L'association AID Menabe a organisé son premier évènement samedi dernier à la salle Familiale Rosapark dans le Valenton (94).
La soirée a été animée par l'orchestre Walawala, ce fut une occasion de rencontres entre originaire de ce beau coin de l'île puis du président de l'association ...
Pour mieux connaître cette dernière nous avons rencontré son président Jean RAMANAMBITANA.
Pouvez-vous nous parler de votre association, notamment que signifie A.I.D MENABE?
L'association a été déclarée officiellement auprès de la préfecture du Val de Marne le 18 février 2014. AID MENABE est l'abréviation de "Aide pour l'Initiative au Développement" de la région du Menabe et ses environs.
Parlez-nous des objectifs de votre association.
: Notre objectif est de mettre en place un outil simple par un concours de solidarité ou d'une structure associative des natifs du pays en France, pour favoriser toutes initiatives au développement de la région du Menabe et du pays en général, soutenir la société civile malgache dans ses initiatives de normaliser la vie politique malgache, de manifester une solidarité en faveur de toutes entités soucieuses de refonder les bases démocratiques malgaches, de soutenir toutes démarches orientées vers l'unité nationale malgache, de contribuer au développement harmonieux de la région du Menabe et toutes les régions de Madagascar, de promouvoir l'éducation civique du peuple malgache et de conforter l'entraide sociale au sein de la communauté malgache.

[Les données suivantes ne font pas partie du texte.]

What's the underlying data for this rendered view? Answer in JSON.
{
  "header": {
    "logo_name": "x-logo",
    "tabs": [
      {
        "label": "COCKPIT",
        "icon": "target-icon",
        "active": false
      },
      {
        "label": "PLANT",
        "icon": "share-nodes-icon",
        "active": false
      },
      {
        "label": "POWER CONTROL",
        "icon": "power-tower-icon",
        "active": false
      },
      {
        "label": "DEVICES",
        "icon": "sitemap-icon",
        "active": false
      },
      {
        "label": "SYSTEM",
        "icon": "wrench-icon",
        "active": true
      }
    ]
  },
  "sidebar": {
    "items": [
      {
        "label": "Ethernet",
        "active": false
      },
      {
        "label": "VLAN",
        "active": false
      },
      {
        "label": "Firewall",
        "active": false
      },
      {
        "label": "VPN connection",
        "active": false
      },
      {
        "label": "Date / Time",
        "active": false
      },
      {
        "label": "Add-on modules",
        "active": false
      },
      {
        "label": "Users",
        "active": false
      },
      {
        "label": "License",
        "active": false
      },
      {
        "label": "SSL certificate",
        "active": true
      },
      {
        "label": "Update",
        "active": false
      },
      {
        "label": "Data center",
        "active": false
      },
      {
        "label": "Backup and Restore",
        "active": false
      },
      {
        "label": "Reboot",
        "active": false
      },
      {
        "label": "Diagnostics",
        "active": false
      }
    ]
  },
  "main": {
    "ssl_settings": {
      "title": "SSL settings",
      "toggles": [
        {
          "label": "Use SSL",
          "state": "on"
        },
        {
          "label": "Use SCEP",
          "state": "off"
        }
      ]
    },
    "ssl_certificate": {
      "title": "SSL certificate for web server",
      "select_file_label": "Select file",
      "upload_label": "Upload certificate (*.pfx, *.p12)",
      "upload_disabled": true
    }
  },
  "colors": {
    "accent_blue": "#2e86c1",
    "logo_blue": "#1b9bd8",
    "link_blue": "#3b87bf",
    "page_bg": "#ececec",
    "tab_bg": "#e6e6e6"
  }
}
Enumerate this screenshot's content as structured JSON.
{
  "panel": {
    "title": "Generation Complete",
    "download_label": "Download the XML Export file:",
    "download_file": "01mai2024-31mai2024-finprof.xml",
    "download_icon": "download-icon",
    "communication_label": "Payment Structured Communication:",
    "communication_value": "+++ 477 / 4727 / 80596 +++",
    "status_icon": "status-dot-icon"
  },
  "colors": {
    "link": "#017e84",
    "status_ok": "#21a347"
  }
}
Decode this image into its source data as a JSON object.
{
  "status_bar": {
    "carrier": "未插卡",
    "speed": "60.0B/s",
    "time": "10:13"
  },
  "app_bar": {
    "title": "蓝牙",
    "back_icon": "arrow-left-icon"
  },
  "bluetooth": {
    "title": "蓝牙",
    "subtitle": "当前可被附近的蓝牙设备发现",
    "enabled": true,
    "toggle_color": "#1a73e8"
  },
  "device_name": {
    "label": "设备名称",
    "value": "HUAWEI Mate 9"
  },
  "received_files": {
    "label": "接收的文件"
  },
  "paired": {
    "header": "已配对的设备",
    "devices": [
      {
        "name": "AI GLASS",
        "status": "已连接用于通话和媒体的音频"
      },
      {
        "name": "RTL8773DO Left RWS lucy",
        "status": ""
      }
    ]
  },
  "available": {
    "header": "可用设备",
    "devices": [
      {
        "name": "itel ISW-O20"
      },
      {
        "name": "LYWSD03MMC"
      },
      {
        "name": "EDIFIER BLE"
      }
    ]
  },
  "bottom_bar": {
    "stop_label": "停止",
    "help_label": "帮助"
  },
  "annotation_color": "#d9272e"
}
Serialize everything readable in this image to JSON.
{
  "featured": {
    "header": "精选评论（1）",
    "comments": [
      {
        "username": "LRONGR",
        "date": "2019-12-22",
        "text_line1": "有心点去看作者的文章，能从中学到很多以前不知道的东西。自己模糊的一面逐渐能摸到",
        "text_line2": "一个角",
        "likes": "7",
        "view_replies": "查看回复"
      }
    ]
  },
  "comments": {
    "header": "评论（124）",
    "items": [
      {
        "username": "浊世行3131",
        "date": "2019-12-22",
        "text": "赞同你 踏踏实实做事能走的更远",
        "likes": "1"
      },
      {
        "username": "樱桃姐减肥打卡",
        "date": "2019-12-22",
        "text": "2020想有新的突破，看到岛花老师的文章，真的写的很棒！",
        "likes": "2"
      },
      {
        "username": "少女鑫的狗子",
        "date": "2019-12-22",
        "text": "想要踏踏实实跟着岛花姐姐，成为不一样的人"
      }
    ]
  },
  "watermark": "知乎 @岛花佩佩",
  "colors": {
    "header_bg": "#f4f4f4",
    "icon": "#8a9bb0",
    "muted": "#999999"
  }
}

Quel était l'objectif de cette soirée?
Jean RAMANAMIBITANA: Comme toutes associations, l'objectif de l’événement est d'organiser une rencontre entre les natifs et les amis de Madagascar en vue de faire une levée de fonds pour nos actions.
Vous avez un message à adresser à notre communauté...
: Mon message est simple, je prône une solidarité et d'entraide sans faille entre et avec le peuple de Madagascar en utilisant nos faibles moyens pour réaliser au mieux nos projets.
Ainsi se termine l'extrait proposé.